“The emerging research shows they are very effective,” Feinblatt said of red-flag laws in a phone interview yesterday. He said the various state laws have been used more than 1,700 times in total, including a notable case in Vermont in which the law allowed authorities to bar a teenager who had detailed plans to shoot up his school from buying weapons. “This is a tool that allows law enforcement and immediate family members to act,” Feinblatt told me.
A red-flag law would be the most significant action Congress has taken on guns in years. In 2018, the House and Senate took a modest step by enacting the Fix NICS Act to encourage states and the military to upload records to the federal background-check system. The Trump administration also acted unilaterally to ban bump stocks, the rapid-fire attachment that was used in the 2017 Las Vegas massacre.

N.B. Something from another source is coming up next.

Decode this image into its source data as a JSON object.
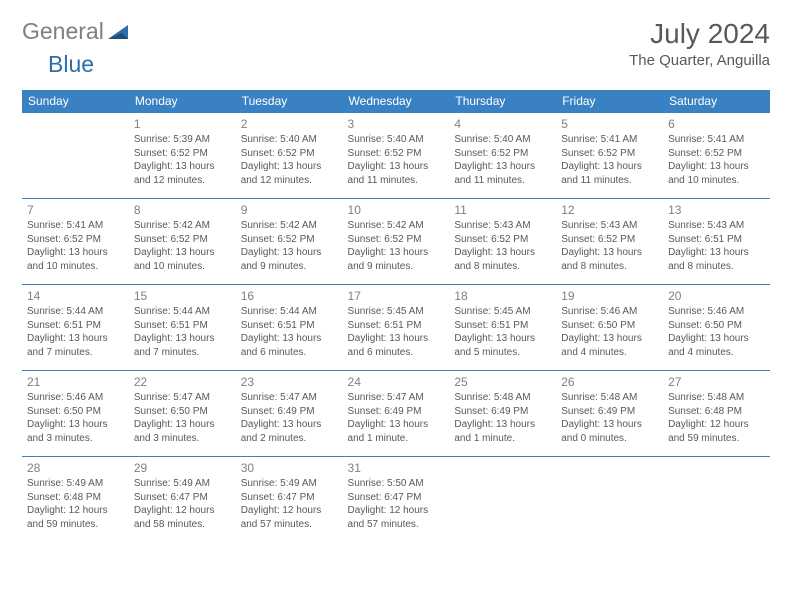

Advocates of red-flag laws say they have proved successful in preventing not only murder but suicide. The National Rifle Association voiced support for the concept of red flags after the Parkland shooting in 2018, but the gun lobby has worked to weaken or defeat proposals when they’ve come up for votes in the states. “Someone could be stripped of their Second Amendment rights without due process, without being taken into custody for any criminal offense or without being required to undergo evaluation for treatment by a mental health professional,” the NRA wrote about a proposal in Texas earlier this year.